Food and Beverage Director at the Cartersville Country Club Derek Morgan is no stranger to the Cartersville dining scene. Participating this year with the country club, Morgan has been involved with Taste of Cartersville in years past with the award-winning D. Morgan's, which closed last year.
"I think to some degree we've lost the high end of gourmet dining with the closing of D. Morgan's but that doesn't mean there aren't plenty of other options that still deliver a high-quality product with high-quality service," Morgan said. "I think it's an opportunity to taste a lot of the local culinary talent that we have here. I know a lot of the restaurants around the Cartersville area work real hard to support local farmers and use as much local product as possible and anytime you can showcase local restaurants like that and local farmers it's a positive thing for the community."
Morgan added that the farm-to-table trend has grown in popularity across the country bringing an increase in quality to the customer, which he said can be see in local dishes.
This year's event will hold a slightly different format than in years past as guests will not have to pay an entry fee, they will simply purchase the food they want to try spending as much or as little as they choose. Samples will vary in costs as Lusk explains.
"The good thing about this year is there is no admittance, there's no entry fee, it's free and the restaurants are selling their samples anywhere from 50 cents to $3," Lusk said. "They'll just go straight to their vendor of choice and start eating."

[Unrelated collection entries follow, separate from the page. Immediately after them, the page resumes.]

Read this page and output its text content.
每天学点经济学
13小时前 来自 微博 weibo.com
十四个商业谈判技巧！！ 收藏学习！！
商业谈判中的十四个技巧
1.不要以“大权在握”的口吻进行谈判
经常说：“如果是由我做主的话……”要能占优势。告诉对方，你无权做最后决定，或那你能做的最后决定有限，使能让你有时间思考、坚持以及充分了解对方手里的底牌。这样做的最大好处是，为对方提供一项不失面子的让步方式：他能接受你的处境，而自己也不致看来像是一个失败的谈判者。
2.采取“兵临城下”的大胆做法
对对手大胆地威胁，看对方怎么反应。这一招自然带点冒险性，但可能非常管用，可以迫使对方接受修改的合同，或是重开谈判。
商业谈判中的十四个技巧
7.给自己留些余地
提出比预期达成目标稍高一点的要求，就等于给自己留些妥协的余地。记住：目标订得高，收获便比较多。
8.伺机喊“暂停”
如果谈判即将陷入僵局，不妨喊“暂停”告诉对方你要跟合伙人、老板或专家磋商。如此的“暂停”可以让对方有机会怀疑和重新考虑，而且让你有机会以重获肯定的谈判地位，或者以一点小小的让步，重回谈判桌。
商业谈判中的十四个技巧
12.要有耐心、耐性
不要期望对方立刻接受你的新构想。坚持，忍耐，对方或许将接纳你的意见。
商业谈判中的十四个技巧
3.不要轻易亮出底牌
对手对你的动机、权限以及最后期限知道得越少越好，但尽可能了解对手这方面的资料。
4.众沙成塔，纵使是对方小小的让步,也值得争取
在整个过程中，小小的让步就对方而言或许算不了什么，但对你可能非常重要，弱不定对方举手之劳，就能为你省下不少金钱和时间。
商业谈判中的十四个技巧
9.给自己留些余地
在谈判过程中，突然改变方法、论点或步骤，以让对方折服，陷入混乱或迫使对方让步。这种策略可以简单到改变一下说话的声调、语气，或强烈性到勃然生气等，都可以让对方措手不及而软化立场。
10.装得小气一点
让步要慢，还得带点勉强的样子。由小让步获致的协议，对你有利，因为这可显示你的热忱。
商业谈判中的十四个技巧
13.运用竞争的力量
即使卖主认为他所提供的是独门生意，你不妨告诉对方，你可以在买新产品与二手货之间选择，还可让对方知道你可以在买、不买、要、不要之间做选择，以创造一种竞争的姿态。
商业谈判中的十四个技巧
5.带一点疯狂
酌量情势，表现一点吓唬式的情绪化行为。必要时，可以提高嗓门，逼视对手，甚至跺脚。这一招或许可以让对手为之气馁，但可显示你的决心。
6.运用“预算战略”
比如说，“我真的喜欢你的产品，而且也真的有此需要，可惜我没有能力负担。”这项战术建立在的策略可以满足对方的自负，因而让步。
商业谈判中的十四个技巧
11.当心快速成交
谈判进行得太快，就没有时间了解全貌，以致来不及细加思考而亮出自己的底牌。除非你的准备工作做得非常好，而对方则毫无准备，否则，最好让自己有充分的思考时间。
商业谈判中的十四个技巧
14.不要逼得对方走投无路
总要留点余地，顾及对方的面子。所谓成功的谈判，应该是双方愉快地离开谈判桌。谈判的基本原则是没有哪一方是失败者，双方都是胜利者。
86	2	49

Entertainment will vary from a fashion show featuring downtown boutiques at 1 p.m., followed by the Pat Parrot Island Band at 3 p.m. The Pumphouse Improv Players will take the stage at 4 p.m. with Woodland Idol winner Savanah Lowery rounding out the evening's schedule at 5.
Children's entertainment will feature games and guests from Atlanta sports teams, including the Braves, Thrashers and Hawks. Clowns from the Cartersville Fire Department will also be on hand to provide entertainment.
For men with other interests on their mind, Sam Franklin Furniture will provide a display of big screen TVs so that football fans can keep an eye on the game.
Several other vendors will be present, including civic organizations and nonprofits raising awareness for their causes. But the event as a whole has a goal to raise awareness that visitors may not even notice. The event has been constructed to reduce its impact on the environment by providing recycling bins and taking efforts to minimize waste.
"An event like this does generate a lot of landfill material and it's just an awareness that we're trying to make people conscientious of what kind of products they use and what they do because there is really no 'away.' You can't throw things away, it has to go somewhere," Lusk said.
Events will take place downtown in Friendship Plaza and in the parking lots across from City Hall surrounding the water fountain. Festivities kick-off Saturday at 11 a.m. and last until 6 p.m. For more information, call 770-607-3480.
"I think it's just a really good opportunity for people to come out, enjoy the small town atmosphere, the festival atmosphere, see what's available and sample it," Lusk said. "And I think that's what makes a small town really have that vitality and that sense of community because right downtown we've got a butcher, a baker and a candlestick maker just like the poem says, we've got it all and it takes all of us."